By Amy Whitcomb, State Chaplain

  SEPTEMBER 2009 --

This month brings us to the close of our Grange year and the beginning of new ideas for the future.  Let us consider the emotion of love this month.  It is one of the strongest emotions we possess.  Love has been the subject of myth and poetry, the object of study of philosophers and the source of meaning and purpose for many lives.  Millions of people have lived and died for it.

The idea of love has left a wider and more indelible imprint on the development of human culture in all aspects than any other single notion.  Many great figures have argued that love is the single most potent force in the universe.

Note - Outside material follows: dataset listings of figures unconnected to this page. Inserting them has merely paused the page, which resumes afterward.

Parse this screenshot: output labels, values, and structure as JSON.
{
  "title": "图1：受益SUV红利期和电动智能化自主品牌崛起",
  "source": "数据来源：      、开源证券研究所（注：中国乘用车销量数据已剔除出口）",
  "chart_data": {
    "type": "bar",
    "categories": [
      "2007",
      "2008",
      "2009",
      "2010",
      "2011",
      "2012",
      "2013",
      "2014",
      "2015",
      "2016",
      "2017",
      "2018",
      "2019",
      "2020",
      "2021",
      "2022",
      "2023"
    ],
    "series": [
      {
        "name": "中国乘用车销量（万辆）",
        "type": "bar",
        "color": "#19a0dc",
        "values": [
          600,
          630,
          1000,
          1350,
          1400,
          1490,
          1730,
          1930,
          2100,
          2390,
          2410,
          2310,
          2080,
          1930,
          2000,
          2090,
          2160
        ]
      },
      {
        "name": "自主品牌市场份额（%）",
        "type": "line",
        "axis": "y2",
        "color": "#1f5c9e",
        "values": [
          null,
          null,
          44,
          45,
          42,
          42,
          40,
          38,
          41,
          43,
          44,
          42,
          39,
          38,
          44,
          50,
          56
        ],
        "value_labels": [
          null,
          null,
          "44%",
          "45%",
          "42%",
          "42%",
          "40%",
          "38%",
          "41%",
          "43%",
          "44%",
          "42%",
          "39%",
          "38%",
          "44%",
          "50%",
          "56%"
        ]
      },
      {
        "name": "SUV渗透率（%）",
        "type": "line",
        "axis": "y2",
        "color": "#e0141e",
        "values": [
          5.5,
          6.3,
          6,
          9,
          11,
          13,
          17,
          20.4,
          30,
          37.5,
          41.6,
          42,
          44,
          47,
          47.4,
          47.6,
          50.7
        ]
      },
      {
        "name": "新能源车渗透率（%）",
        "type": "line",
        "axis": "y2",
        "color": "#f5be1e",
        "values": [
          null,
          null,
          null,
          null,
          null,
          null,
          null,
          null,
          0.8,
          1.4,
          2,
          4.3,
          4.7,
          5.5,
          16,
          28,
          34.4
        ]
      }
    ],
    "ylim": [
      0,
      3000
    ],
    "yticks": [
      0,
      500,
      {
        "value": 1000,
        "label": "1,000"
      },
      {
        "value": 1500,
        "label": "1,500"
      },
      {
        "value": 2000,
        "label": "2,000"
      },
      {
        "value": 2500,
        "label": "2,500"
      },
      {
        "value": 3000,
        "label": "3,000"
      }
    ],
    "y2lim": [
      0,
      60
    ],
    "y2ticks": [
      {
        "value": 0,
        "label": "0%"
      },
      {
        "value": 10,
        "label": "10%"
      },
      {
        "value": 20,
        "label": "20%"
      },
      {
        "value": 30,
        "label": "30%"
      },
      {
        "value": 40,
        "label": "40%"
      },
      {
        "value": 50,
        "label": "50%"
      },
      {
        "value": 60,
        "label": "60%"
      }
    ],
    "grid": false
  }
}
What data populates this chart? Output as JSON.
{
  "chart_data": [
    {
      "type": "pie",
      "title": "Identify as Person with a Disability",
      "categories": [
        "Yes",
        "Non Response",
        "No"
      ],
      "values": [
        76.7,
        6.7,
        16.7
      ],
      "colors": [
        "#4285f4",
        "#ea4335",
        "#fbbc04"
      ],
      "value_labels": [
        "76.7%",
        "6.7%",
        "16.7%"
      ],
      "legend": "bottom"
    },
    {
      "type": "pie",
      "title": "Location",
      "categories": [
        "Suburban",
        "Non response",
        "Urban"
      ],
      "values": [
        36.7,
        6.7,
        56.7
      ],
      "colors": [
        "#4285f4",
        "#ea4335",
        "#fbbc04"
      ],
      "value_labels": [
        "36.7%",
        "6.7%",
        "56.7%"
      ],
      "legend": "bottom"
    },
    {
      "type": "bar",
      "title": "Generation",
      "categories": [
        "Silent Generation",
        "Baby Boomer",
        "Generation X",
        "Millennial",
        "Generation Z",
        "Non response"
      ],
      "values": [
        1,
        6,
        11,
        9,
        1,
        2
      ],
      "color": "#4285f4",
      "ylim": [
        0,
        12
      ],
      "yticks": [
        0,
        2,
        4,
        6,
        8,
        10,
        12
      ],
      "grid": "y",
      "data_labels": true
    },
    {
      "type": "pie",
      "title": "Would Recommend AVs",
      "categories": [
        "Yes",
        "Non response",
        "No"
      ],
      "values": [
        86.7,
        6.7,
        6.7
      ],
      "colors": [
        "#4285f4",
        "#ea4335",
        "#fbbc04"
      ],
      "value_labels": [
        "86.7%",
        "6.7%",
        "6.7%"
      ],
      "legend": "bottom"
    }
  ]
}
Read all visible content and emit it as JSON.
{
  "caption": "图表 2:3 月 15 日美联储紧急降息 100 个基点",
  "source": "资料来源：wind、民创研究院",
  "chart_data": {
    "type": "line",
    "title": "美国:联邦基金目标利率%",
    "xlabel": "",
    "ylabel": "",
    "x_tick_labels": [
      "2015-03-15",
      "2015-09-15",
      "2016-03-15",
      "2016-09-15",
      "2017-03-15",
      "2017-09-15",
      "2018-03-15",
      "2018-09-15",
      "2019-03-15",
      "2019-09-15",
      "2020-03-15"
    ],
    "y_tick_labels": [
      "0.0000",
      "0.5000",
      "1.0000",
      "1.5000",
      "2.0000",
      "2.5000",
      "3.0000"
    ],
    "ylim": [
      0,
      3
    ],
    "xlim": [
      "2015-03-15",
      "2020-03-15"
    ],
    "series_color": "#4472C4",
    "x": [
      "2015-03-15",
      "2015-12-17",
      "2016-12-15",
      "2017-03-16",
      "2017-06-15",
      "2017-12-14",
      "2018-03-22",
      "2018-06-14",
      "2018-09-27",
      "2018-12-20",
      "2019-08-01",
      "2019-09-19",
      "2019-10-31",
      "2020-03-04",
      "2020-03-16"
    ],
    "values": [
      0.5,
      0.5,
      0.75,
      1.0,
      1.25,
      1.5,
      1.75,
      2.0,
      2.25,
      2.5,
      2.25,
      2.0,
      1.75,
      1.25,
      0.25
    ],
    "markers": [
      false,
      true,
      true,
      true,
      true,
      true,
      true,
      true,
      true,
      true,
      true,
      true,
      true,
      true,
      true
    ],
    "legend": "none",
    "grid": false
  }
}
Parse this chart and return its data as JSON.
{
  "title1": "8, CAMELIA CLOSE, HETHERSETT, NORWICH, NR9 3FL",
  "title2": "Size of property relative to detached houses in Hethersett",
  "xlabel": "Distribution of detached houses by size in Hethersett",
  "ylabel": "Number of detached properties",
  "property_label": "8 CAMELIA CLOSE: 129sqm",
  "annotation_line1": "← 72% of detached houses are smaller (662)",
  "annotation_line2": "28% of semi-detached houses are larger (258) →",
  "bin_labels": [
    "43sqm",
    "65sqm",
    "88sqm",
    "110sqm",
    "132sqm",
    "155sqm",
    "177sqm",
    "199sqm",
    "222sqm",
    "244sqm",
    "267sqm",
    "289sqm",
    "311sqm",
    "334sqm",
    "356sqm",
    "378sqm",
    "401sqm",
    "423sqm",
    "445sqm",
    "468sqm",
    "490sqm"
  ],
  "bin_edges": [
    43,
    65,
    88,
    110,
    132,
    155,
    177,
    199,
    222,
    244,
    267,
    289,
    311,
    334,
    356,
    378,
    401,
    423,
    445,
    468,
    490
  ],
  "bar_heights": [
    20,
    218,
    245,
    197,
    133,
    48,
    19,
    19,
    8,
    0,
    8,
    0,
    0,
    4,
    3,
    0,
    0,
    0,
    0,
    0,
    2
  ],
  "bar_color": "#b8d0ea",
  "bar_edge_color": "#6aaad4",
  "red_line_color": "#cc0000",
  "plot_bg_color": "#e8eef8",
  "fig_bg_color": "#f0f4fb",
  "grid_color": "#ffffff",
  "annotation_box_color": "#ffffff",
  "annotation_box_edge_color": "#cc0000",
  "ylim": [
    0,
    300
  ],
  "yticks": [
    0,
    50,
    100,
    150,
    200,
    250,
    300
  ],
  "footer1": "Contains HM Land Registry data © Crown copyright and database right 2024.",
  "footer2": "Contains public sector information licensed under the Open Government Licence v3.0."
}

The great religions point to something more profound, a love that is vaster, more stable, more encompassing, a love that as Saint Paul said “bears all things, believes all things, hopes all things, and endures all things.”  Or as Buddha said “As a mother watches over her child willing to risk her own life to protect her only child, so we too, with a boundless heart, should cherish all living beings, suffusing the whole world with unobstructed loving kindness.”

The spiritual love, then is something deeper, far more profound than the romantic love that is almost the soul focus of our culture.  This is Christianity’s agape.  And it raises a very important question:  Can love be cultivated?

The great religious traditions suggest that love is an art, a skill, something we can cultivate and develop.  They lay out a very specific road map for how to do so.  This map consists of four strategies.  Reducing barriers to love, such as fear, greed, anger and pride which are seen to be incompatible with love.  Cultivating supporting attitudes and emotions such as gratitude and generosity. Cultivating love directly through prayer and contemplation along with meditation.  And number four, looking deeply into reality, with the understanding that the deeper we see into reality, the more we recognize that, at its heart wisdom merges or unites with love.

At its deepest, we find beautiful words such as these in the Gospel of John.  “God is love, and those who abide in love, abide in God and God abides in them.”